Fire and lightning vs. power failure

In the event there is a fire, you can make a claim from your insurer on the appliances as long as the contents of your home are insured on homeowners insurance. Even sudden fire caused by an electric current is covered. However, appliance damage caused by an electric power surge is not covered. The appliance can only be repaired or replaced by insurer in case you have a home warranty policy. This is because a fire is considered as a onetime event while a power surge is a normal event. You may file a claim if the food in your refrigerator spoils due to loss of power for an extended period. However, the policy has a limit and you would have to document every item in addition to providing its retail price.

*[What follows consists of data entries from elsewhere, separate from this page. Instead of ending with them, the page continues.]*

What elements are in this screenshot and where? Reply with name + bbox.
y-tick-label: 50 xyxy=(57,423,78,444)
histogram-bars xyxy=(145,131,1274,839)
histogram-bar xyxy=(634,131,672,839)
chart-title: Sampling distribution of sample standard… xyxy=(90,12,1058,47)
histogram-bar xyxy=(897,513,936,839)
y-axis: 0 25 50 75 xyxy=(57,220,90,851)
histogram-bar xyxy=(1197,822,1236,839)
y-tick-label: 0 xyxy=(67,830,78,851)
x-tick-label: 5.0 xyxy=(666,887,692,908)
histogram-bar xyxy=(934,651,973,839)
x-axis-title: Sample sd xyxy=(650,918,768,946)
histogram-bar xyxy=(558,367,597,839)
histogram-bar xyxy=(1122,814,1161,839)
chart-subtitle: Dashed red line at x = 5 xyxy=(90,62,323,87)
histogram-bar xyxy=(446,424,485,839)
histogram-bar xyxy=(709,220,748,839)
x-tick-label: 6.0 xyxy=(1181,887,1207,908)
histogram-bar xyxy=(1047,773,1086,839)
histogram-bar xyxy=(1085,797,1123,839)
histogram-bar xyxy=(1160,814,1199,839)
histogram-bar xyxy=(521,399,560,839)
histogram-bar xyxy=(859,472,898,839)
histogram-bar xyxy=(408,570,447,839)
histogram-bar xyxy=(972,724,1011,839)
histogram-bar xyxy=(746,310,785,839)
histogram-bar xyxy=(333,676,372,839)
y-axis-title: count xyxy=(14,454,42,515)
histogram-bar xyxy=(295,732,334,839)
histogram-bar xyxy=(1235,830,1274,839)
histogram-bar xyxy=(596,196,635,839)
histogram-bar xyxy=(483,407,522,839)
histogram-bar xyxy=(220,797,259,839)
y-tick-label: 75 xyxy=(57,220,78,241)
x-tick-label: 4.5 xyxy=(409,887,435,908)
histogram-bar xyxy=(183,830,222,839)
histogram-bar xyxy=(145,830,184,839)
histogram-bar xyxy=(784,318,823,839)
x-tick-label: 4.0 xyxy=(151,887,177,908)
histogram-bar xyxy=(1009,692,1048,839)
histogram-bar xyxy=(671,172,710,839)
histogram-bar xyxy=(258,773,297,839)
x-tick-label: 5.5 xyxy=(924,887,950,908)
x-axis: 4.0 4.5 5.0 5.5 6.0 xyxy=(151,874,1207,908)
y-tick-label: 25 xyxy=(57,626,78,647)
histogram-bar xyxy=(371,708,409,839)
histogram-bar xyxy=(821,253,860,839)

Strikes by lightning damage electric appliances. If there is a storm, the smart thing is to unplug all electronics and appliances. In case they are damaged by lighting, the homeowners insurance provides coverage. Proving lightning damage is easy and examining the appliance can reveal the cause. To protect your appliances against the normal wear and tear, an aspect that is not covered by homeowners insurance, you should take home appliances insurance. This ensures that if your appliances are damaged, you do not spend a lot of money in their repair or replacement.